Ludzie są jak rany. Jak zadraśnięcia, zadrapania, siniaki, skaleczenia, złamania, zwichnięcia… Jak urazy fizyczne. Rany się pojawiają. Krzywy chodnik, niefortunny kamień, za szybka jazda rowerem, gwałtowne hamowanie… Idziesz i często nawet nie masz wpływu na swój własny upadek,
bo ktoś Cię szturchnął, potrącił, uderzył… Spotykasz się gwałtownie
z ziemią i już! Po prostu leżysz, by po chwili wstać. Ale wstajesz. Z choćby największą raną. Spotkania z ludźmi są właśnie jak takie wypadki.
Wpadasz na kogoś, kto przez chwilę istnieje w twoim życiu, tak często
wbrew twojej woli. Nawet nie wiesz, z początku, ile ta osoba może
dla ciebie znaczyć, na jak długo zostanie, i czy zostanie. A może zniknie albo Cię zrani, zawiedzie? Czy może wręcz
przeciwnie. Czy będzie twoją radością, wsparciem i bezpieczną
przystanią w czasie burzy… Nigdy tego nie wiesz. Ludzie są właśnie jak rany. Pojawiają się nie wiadomo kiedy, często przez przypadek. Nie wiesz czy po ich odejściu zostanie ogromna blizna czy drobne zadrapanie jedynie na ułamek sekundy, kilka dni, w zależności od tego, ile dla Ciebie znaczyły…
Śliczna ;3
OdpowiedzUsuńhttp://sapphireblog1.blogspot.com/
Dziękuję. Zawsze mogę liczyć na pozytywny komentarz z Twojej strony :)

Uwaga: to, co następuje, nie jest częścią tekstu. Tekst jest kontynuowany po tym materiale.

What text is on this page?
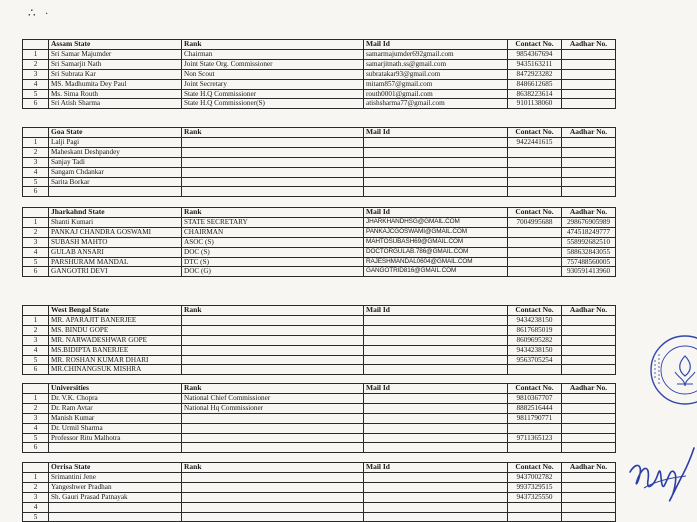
∴ ·
	Assam State	Rank	Mail Id	Contact No.	Aadhar No.
1	Sri Samar Majumder	Chairman	samarmajumder692gmail.com	9854367694	
2	Sri Samarjit Nath	Joint State Org. Commissioner	samarjitnath.ss@gmail.com	9435163211	
3	Sri Subrata Kar	Non Scout	subratakar93@gmail.com	8472923282	
4	MS. Madhumita Dey Paul	Joint Secretary	mitam857@gmail.com	8486612685	
5	Ms. Sima Routh	State H.Q Commissioner	routh0001@gmail.com	8638223614	
6	Sri Atish Sharma	State H.Q Commissioner(S)	atishsharma77@gmail.com	9101138060	
	Goa State	Rank	Mail Id	Contact No.	Aadhar No.
1	Lalji Pagi			9422441615	
2	Maheskant Deshpandey				
3	Sanjay Tadi				
4	Sangam Chdankar				
5	Sarita Borkar				
6					
	Jharkahnd State	Rank	Mail Id	Contact No.	Aadhar No.
1	Shanti Kumari	STATE SECRETARY	JHARKHANDHSG@GMAIL.COM	7004995688	298676905989
2	PANKAJ CHANDRA GOSWAMI	CHAIRMAN	PANKAJCGOSWAMI@GMAIL.COM		474518249777
3	SUBASH MAHTO	ASOC (S)	MAHTOSUBASH69@GMAIL.COM		558992682510
4	GULAB ANSARI	DOC (S)	DOCTORGULAB.786@GMAIL.COM		588632843055
5	PARSHURAM MANDAL	DTC (S)	RAJESHMANDAL0604@GMAIL.COM		757488560005
6	GANGOTRI DEVI	DOC (G)	GANGOTRID816@GMAIL.COM		930591413960
	West Bengal State	Rank	Mail Id	Contact No.	Aadhar No.
1	MR. APARAJIT BANERJEE			9434238150	
2	MS. BINDU GOPE			8617685019	
3	MR. NARWADESHWAR GOPE			8609695282	
4	MS.BIDIPTA BANERJEE			9434238150	
5	MR. ROSHAN KUMAR DHARI			9563705254	
6	MR.CHINANGSUK MISHRA				
	Universities	Rank	Mail Id	Contact No.	Aadhar No.
1	Dr. V.K. Chopra	National Chief Commissioner		9810367707	
2	Dr. Ram Avtar	National Hq Commissioner		8882516444	
3	Manish Kumar			9811790771	
4	Dr. Urmil Sharma				
5	Professor Ritu Malhotra			9711365123	
6					
	Orrisa State	Rank	Mail Id	Contact No.	Aadhar No.
1	Srimantini Jene			9437002782	
2	Yangeshwer Pradhan			9937329515	
3	Sh. Gauri Prasad Patnayak			9437325550	
4					
5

UsuńTo prawda, każdy człowiek, który pojawia się w naszym życiu zostawia po sobie ślad jednak dowiadujemy się dopiero później jaki jest trwały ten ślad. Świetne zdjęcia. ;)
OdpowiedzUsuńDokładnie. Czas ma w tym swój udział - goi ranę, zostawia bliznę. I choć wciąż widoczna, jest coraz bledsza.
UsuńTen komentarz został usunięty przez autora.
OdpowiedzUsuńfajna spódncizka
OdpowiedzUsuńDziękuję, zamówiłam ich masę :)
Usuńurooczo wygladasz;*
OdpowiedzUsuńhttp://kataszyyna.blogspot.com/
dziękuję bardzo :)
UsuńSuper stylizacja , bardzo lubię czytać twojego bloga jest taki inny ale w pozytwynym znaczeniu oczywiście ;)
OdpowiedzUsuńzapraszam do mnie
http://stachooowiak.blogspot.com/
Uff, dobrze, że w pozytywnym znaczeniu! ;)
UsuńPrzepiękne zdjęcia :)
OdpowiedzUsuńdziękuję (:
UsuńPięknie wyglądasz! świetne zdjęcia ;)
OdpowiedzUsuńhttp://izabielaa.blogspot.com
Chociaż sesja trwała 10 minut to jestem zadowolona :)
Usuńale masz przepiękne włosy! :)
OdpowiedzUsuńHair say 'thank u' :D
UsuńŚliczne zdjęcia, bardzo podoba mi się spódniczka!
OdpowiedzUsuńKażdy człowiek pozostawia w naszym życiu jakiś ślad.
tyglysia.blogspot.com(KLIK)
Szaleję za tymi spodniczkami!
UsuńWłaśnie przed chwilą dodałam nowy post z taką samą, tylko o innym kolorku :)
Świetne zdjęcia. Albo mi się wydaje albo Ci się włosy przyciemniły przez ten ostatni rok?
OdpowiedzUsuńowszem :)
UsuńŚwietnny plener do robienia zdjęć.